A random spatial pattern gives you no clues about underlying causes. In these cases, all of the features in the results layer will be beige. However, when you do find statistically significant clustering, the locations where clustering occurs provide important clues about what might create the clustering. For example, finding statistically significant spatial clustering of cancer associated with certain environmental toxins can lead to policies and actions designed to protect people. Similarly, finding cold spots of childhood obesity associated with schools promoting after-school sports programs can provide strong justification for encouraging these types of programs more broadly.
Inputs must include a point layer, and they will be aggregated into bins of a specified size before analysis. To find hot spots without aggregating, or if your input is a polygon layer, use the standard feature analysis tool Find Hot Spots.
ArcGIS API for Python example
The Find Hot Spots tool is available through ArcGIS API for Python.
This example finds hot spots of crimes where the crime type is domestic.
# Import the required ArcGIS API for Python modules
from arcgis.gis import GIS
from arcgis.geoanalytics import analyze_patterns
# Connect to your ArcGIS Enterprise portal and confirm that GeoAnalytics is supported
portal = GIS("https://myportal.domain.com/portal", "gis_publisher", "my_password", verify_cert=False)
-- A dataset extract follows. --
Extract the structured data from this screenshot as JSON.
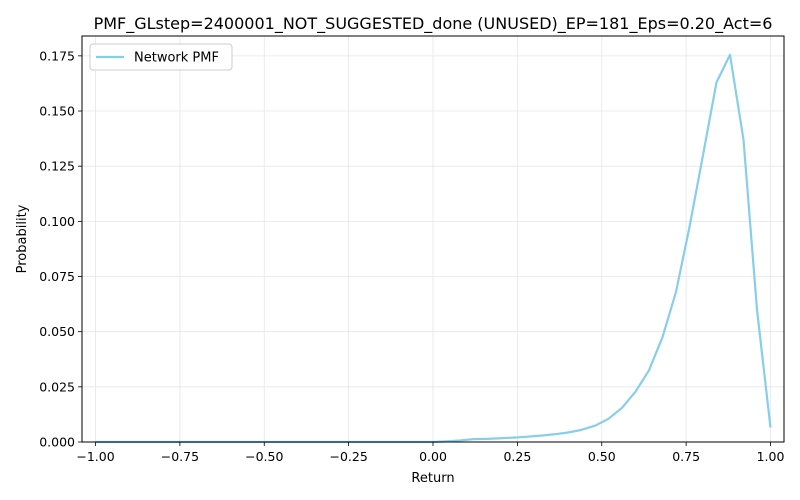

if not portal.geoanalytics.is_supported():
print("Quitting, GeoAnalytics is not supported")
# Find the big data file share dataset you'll use for analysis
search_result = portal.content.search("", "Big Data File Share")
# Look through the search results for a big data file share with the matching name
bd_file = next(x for x in search_result if x.title == "bigDataFileShares_PoliceData")
# Look through the big data file share for Crimes
crimes = next(x for x in bd_file.layers if x.properties.name == "Crimes")
# Set the tool environment settings and apply a filter to crimes
arcgis.env.verbose = True
crimes.filter = "Domestic = 'TRUE'"
# Find hot spot of domestic crime occurrence with hot spot cell size of 1 mile
hot_spots_result = analyze_patterns.find_hot_spots(point_layer = crimes,
bin_size = 1,
bin_size_unit = 'Miles',
neighborhood_distance = 5,
neighborhood_distance_unit = 'Miles',
output_name = "Crimes_Hotspots")
# Visualize the tool results if you are running Python in a Jupyter Notebook
processed_map = portal.map('City, State', 10)
This example finds hot spots of crimes where the crime type is domestic.
Use Find Hot Spots to determine if there is any statistically significant clustering in the spatial pattern of your data. Other tools that may be useful are the following:
Map Viewer analysis tools
If you want to find hot spots in areas using the standard analysis tools, see Find Hot Spots.
If you are interested in finding outliers in the spatial pattern of your data, use the standard tool Find Outliers.
ArcGIS Desktop analysis tools
The GeoAnalytics Tools Find Hot Spots is available in ArcGIS Pro.